A distrofia macular de Stargardt foi descrita primeiramente em 1909, pelo alemão Karl Stargardt(1), caracterizada por redução progressiva e grave da visão central, tipicamente na primeira e segunda década de vida(2-3). Em 1963, o termo fundus flavimaculatus foi introduzido por Franceschetti (4) e acredita-se que, atualmente, a distrofia macular de Stargardt e fundus flavimaculatus representam expressões diferentes da mesma desordem(5), denominada doença de Stargardt, responsável por até 7% das distrofias maculares(2). Geralmente é herdada de forma autossômica recessiva por mutações no gene ABCA4, localizado no cromossomo 1, região p13-p21, cujo produto protéico está envolvido no transporte ATP-dependente da membrana tanto de cones quanto de bastonetes, contudo existe grande heterogeneidade genética(6).

O epitélio pigmentado da retina (EPR) e a camada de fotorreceptores da região macular são os sítios mais comprometidos(7-8).

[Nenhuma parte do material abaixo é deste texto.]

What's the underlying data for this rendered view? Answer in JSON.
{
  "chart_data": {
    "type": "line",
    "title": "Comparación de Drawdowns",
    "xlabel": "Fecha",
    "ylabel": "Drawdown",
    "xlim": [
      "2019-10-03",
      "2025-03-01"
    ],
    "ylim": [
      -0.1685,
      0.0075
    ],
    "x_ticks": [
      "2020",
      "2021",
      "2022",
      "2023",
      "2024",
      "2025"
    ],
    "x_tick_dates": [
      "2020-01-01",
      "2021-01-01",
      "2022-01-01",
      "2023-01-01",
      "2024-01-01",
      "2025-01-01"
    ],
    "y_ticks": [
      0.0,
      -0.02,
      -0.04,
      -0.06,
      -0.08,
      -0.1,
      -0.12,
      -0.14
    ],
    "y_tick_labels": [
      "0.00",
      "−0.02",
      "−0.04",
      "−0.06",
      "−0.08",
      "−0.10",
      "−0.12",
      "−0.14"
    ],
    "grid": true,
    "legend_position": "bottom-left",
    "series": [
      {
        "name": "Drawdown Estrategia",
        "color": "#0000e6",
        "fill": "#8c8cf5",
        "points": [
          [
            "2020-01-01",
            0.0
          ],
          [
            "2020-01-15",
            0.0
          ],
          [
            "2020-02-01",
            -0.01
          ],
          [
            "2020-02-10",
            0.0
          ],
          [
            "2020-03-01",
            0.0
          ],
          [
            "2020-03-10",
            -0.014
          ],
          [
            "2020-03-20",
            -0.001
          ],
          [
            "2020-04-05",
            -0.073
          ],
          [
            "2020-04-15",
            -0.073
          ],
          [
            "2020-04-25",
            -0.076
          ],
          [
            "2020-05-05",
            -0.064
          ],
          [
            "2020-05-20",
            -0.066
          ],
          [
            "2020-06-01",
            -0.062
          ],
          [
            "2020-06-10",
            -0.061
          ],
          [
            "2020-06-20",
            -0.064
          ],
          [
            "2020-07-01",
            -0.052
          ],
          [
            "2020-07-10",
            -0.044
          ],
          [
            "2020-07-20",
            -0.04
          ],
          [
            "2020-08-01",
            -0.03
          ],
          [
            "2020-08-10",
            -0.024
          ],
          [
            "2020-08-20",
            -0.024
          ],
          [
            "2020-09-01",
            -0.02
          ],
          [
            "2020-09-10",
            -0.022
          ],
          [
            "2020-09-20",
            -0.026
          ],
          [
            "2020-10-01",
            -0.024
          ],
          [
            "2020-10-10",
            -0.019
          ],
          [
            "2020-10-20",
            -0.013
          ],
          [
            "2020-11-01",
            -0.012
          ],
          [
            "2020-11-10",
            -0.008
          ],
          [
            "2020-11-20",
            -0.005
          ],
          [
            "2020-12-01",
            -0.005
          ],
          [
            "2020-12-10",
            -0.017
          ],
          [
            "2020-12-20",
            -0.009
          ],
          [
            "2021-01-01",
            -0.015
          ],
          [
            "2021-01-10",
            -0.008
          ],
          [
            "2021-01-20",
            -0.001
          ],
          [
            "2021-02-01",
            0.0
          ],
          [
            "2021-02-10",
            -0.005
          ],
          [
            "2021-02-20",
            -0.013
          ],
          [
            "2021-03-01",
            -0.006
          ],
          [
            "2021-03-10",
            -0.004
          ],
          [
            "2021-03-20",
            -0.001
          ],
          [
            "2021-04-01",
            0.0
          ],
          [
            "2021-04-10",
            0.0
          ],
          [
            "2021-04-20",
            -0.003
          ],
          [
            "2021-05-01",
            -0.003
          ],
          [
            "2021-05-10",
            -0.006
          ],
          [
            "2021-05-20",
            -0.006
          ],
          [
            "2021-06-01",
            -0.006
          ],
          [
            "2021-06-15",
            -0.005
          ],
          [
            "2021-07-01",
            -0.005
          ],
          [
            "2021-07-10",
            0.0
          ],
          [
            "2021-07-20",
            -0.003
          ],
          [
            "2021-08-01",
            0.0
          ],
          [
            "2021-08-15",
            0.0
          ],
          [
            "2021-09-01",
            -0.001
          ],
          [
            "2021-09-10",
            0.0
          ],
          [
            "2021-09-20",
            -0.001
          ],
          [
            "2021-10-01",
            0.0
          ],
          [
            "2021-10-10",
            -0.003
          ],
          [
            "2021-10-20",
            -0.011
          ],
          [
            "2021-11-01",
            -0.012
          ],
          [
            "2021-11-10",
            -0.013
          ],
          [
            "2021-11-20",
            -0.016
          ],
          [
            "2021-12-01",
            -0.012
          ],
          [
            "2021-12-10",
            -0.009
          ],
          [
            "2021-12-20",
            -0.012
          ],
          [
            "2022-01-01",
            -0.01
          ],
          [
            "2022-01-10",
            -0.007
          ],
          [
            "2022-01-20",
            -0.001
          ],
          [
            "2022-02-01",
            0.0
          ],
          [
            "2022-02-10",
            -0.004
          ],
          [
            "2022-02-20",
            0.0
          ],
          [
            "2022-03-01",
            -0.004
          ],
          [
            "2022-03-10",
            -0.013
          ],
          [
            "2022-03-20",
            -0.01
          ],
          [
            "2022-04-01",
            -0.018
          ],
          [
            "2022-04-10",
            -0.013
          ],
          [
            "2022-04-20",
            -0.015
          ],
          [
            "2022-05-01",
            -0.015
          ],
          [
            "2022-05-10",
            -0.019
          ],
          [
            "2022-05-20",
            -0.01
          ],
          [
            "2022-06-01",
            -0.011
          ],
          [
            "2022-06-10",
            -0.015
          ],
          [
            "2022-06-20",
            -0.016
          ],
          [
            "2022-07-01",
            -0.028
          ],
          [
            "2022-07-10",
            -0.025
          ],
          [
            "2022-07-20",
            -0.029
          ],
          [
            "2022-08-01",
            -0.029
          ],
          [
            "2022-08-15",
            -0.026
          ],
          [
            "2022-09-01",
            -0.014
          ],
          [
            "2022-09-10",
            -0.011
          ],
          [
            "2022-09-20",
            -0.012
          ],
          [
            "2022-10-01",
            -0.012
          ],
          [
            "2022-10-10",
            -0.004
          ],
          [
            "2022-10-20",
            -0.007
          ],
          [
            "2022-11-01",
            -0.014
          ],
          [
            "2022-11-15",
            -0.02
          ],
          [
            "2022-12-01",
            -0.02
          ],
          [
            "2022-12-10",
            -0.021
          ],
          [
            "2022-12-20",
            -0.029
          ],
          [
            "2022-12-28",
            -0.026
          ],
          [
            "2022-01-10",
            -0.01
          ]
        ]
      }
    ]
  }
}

O aspecto fundoscópico clássico da doença é de lesões maculares em bronze batido e lesões pisciformes branco-amareladas ("flecks"), correspondentes ao acúmulo de lipofuscina no pólo apical das células do EPR(3,9). No fundus flavimaculatus são descritos "flecks" dispersos no pólo posterior, que se extendem até a média periferia, podendo ser encontradas alterações maculares em 50% dos pacientes(4-5). A diminuição da acuidade visual freqüentemente precede alterações fundoscópicas(3) e depende da idade do início dos sintomas: quanto mais tardio o aparecimento, menor probabilidade de perda visual(10). No estágio final da doença, a acuidade visual para longe se estabiliza em aproximadamente 20/200(10).

O diagnóstico da doença de Stargardt é baseado a partir da história clínica e por alterações fundoscópicas (descritos anteriormente), tendo os exames complementares importância relevante neste contexto. A angiofluoresceinografia (AFG) é um método propedêutico muito utilizado e pode firmar o diagnóstico de Stargardt, pois são observados com mais evidência lesões pisciformes hiperfluorescentes ("flecks"), graus variados de atrofia macular (podendo apresentar aspecto em "bulls eye") e o silêncio coroideo (hipofluorescência por bloqueio da coriocapilar, devido ao acúmulo de lipofuscina no EPR), presente em torno de 80% dos casos que, praticamente, sela o diagnóstico, embora a ausência não exclua tal doença(5,11). O eletrorretinograma (ERG) padrão e o eletrooculograma não representam ferramentas diagnósticas de grande valor, pois a perda funcional está inicialmente restrita a áreas circunscritas da retina. O ERG multifocal tem se mostrado útil em detectar disfunção foveal na doença de Stargardt, mesmo em estágios precoces, mostrando-se importante no diagnóstico e ajudando a descrever a topografia da perda de atividade dos cones mais precisamente(7).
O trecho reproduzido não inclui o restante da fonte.